Results of attention mechanism

This section presents the results of the attention mechanism in TASCI, attention is used in two ways, firstly it is used to highlight aspects in the sentence. The transformer automatically determines tokens in the given sentences which can be used to exact a certain aspect. Secondly, it is used to integrate aspect-level value with intention analysis. The outcome of the attention matrix shown in Fig. 4 visualization provides a clear view of how attention is distributed across the sentence, emphasizing specific aspects. In the generated attention matrix, you will observe a concentration of higher attention scores around the words corresponding to the identified aspects, such as “battery life” and “camera quality.” This indicates that the model pays more attention to these critical phrases, reflecting their importance in the context of the sentence. The matrix shows that attention is not confined to exact aspect words but is spread over adjacent words due to the inherent nature of attention mechanisms in neural networks. This results in a more realistic distribution where attention values gradually decrease as they move away from the key aspects. The visualization allows you to see how the model allocates focus, providing insight into which parts of the sentence are considered more significant in identifying aspects. This approach helps in understanding the model’s behaviour and its emphasis on specific components of the text.

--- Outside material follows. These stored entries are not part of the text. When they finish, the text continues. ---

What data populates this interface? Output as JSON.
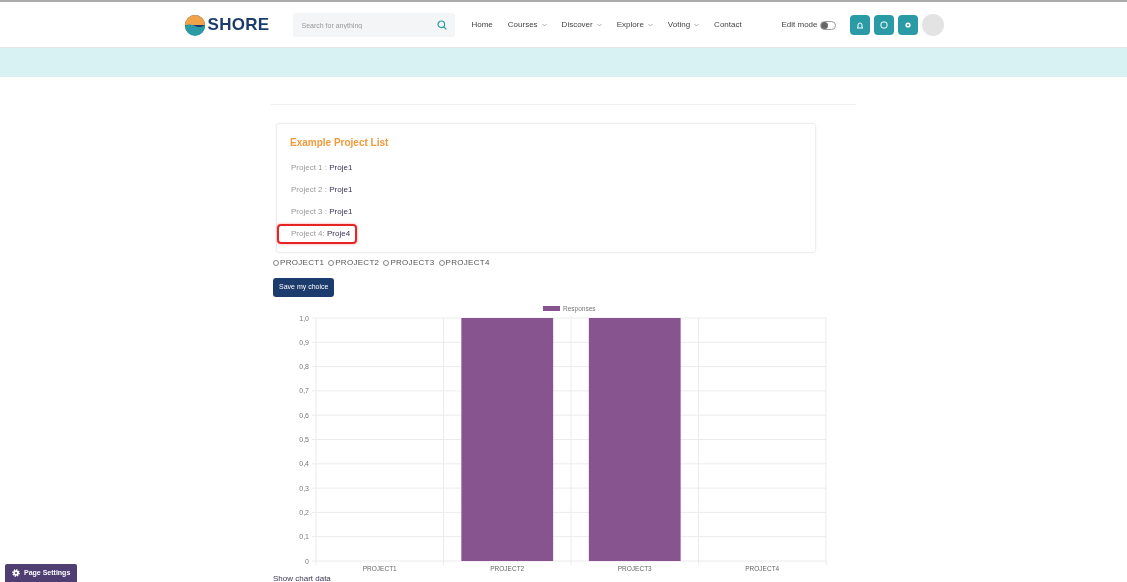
{
  "brand": {
    "name": "SHORE"
  },
  "search": {
    "placeholder": "Search for anything"
  },
  "nav": [
    {
      "label": "Home",
      "dropdown": false
    },
    {
      "label": "Courses",
      "dropdown": true
    },
    {
      "label": "Discover",
      "dropdown": true
    },
    {
      "label": "Explore",
      "dropdown": true
    },
    {
      "label": "Voting",
      "dropdown": true
    },
    {
      "label": "Contact",
      "dropdown": false
    }
  ],
  "edit_mode": {
    "label": "Edit mode",
    "on": false
  },
  "project_list": {
    "title": "Example Project List",
    "items": [
      {
        "label": "Project 1 :",
        "value": "Proje1",
        "highlighted": false
      },
      {
        "label": "Project 2 :",
        "value": "Proje1",
        "highlighted": false
      },
      {
        "label": "Project 3 :",
        "value": "Proje1",
        "highlighted": false
      },
      {
        "label": "Project 4:",
        "value": "Proje4",
        "highlighted": true
      }
    ]
  },
  "choices": [
    {
      "label": "PROJECT1",
      "selected": false
    },
    {
      "label": "PROJECT2",
      "selected": false
    },
    {
      "label": "PROJECT3",
      "selected": false
    },
    {
      "label": "PROJECT4",
      "selected": false
    }
  ],
  "save_button": "Save my choice",
  "chart": {
    "chart_data": {
      "type": "bar",
      "categories": [
        "PROJECT1",
        "PROJECT2",
        "PROJECT3",
        "PROJECT4"
      ],
      "series": [
        {
          "name": "Responses",
          "color": "#88548f",
          "values": [
            0,
            1,
            1,
            0
          ]
        }
      ],
      "ylim": [
        0,
        1
      ],
      "grid": true,
      "yticks": [
        {
          "value": 0,
          "label": "0"
        },
        {
          "value": 0.1,
          "label": "0,1"
        },
        {
          "value": 0.2,
          "label": "0,2"
        },
        {
          "value": 0.3,
          "label": "0,3"
        },
        {
          "value": 0.4,
          "label": "0,4"
        },
        {
          "value": 0.5,
          "label": "0,5"
        },
        {
          "value": 0.6,
          "label": "0,6"
        },
        {
          "value": 0.7,
          "label": "0,7"
        },
        {
          "value": 0.8,
          "label": "0,8"
        },
        {
          "value": 0.9,
          "label": "0,9"
        },
        {
          "value": 1,
          "label": "1,0"
        }
      ]
    }
  },
  "show_chart_data": "Show chart data",
  "page_settings": "Page Settings"
}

Attention matrix for aspect analysis.

Figure 4: Attention matrix for aspect analysis.

Conclusion

This article introduces TASCI, a Transformer-Based Aspect-Level Sentiment Classification model designed to enhance sentiment prediction accuracy and robustness through the integration of intent analysis. Traditional sentiment analysis techniques often fall short in addressing the nuanced relationship between a speaker’s intent and the sentiment expressed towards specific aspects of an entity. TASCI bridges this gap by leveraging a self-attention mechanism for precise aspect extraction and employing a Transformer-based model to capture and interpret the speaker’s intent from preceding sentences. This dual approach enables TASCI to provide a more contextually accurate reflection of user opinions. Our evaluation of TASCI across three benchmark datasets—Restaurant, Laptop, and Twitter—demonstrates its superior performance compared to several state-of-the-art models. TASCI achieves an accuracy of 89.10% and a macro-F1 score of 83.38% on the Restaurant dataset, surpassing the state-of-the-art. On the Laptop dataset, it attains an accuracy of 84.81% and a macro-F1 score of 78.63%, again outperforming leading models. Even on the Twitter dataset, known for its informal language and varied expressions, TASCI delivers results with an accuracy of 79.08% and a macro-F1 score of 77.27%.

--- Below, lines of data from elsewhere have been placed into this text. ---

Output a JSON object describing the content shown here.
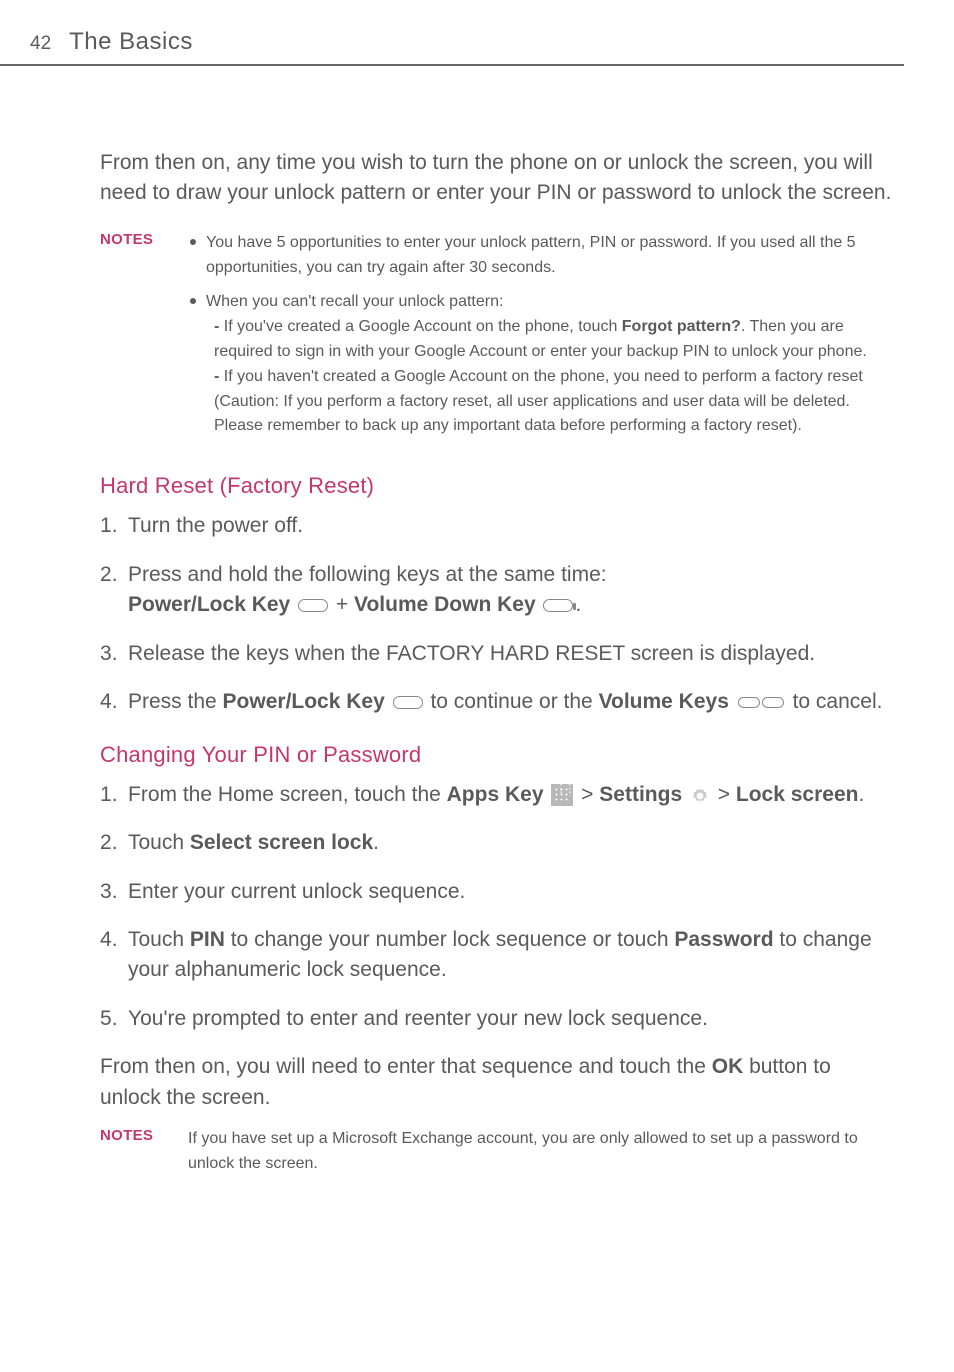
{
  "header": {
    "page_number": "42",
    "title": "The Basics"
  },
  "intro": "From then on, any time you wish to turn the phone on or unlock the screen, you will need to draw your unlock pattern or enter your PIN or password to unlock the screen.",
  "notes1": {
    "label": "NOTES",
    "b1": "You have 5 opportunities to enter your unlock pattern, PIN or password. If you used all the 5 opportunities, you can try again after 30 seconds.",
    "b2_intro": "When you can't recall your unlock pattern:",
    "b2_s1_pre": "If you've created a Google Account on the phone, touch ",
    "b2_s1_bold": "Forgot pattern?",
    "b2_s1_post": ". Then you are required to sign in with your Google Account or enter your backup PIN to unlock your phone.",
    "b2_s2": "If you haven't created a Google Account on the phone, you need to perform a factory reset (Caution: If you perform a factory reset, all user applications and user data will be deleted. Please remember to back up any important data before performing a factory reset)."
  },
  "section1": {
    "heading": "Hard Reset (Factory Reset)",
    "s1": "Turn the power off.",
    "s2_pre": "Press and hold the following keys at the same time:",
    "s2_key1": "Power/Lock Key ",
    "s2_plus": " + ",
    "s2_key2": "Volume Down Key ",
    "s2_end": ".",
    "s3": "Release the keys when the FACTORY HARD RESET screen is displayed.",
    "s4_pre": "Press the ",
    "s4_b1": "Power/Lock Key ",
    "s4_mid": " to continue or the ",
    "s4_b2": "Volume Keys ",
    "s4_post": " to cancel."
  },
  "section2": {
    "heading": "Changing Your PIN or Password",
    "s1_pre": "From the Home screen, touch the ",
    "s1_b1": "Apps Key ",
    "s1_gt1": " > ",
    "s1_b2": "Settings ",
    "s1_gt2": " > ",
    "s1_b3": "Lock screen",
    "s1_end": ".",
    "s2_pre": "Touch ",
    "s2_b1": "Select screen lock",
    "s2_end": ".",
    "s3": "Enter your current unlock sequence.",
    "s4_pre": "Touch ",
    "s4_b1": "PIN",
    "s4_mid": " to change your number lock sequence or touch ",
    "s4_b2": "Password",
    "s4_post": " to change your alphanumeric lock sequence.",
    "s5": "You're prompted to enter and reenter your new lock sequence.",
    "follow_pre": "From then on, you will need to enter that sequence and touch the ",
    "follow_b": "OK",
    "follow_post": " button to unlock the screen."
  },
  "notes2": {
    "label": "NOTES",
    "text": "If you have set up a Microsoft Exchange account, you are only allowed to set up a password to unlock the screen."
  }
}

These results highlight TASCI’s capability to handle complex sentiment expressions and demonstrate its effectiveness across diverse domains. The improvement in sentiment classification accuracy and macro-F1 scores underscores the importance of incorporating intent analysis into sentiment analysis models. TASCI’s consistent performance across different datasets not only showcases its robustness but also emphasizes its potential to offer more nuanced and context-aware sentiment insights. This advancement paves the way for further research into the integration of intent understanding in natural language processing tasks, potentially leading to more sophisticated and accurate sentiment analysis tools in the future. By advancing the state-of-the-art in aspect-level sentiment classification, TASCI sets a new benchmark for the field, inviting further exploration into the interplay between intent and sentiment. Its success highlights the value of context-aware models and opens avenues for developing even more refined methods for sentiment analysis, particularly in complex and varied linguistic contexts. Future research could build on TASCI’s framework to explore additional applications and enhancements, further advancing the capabilities of sentiment analysis in natural language processing.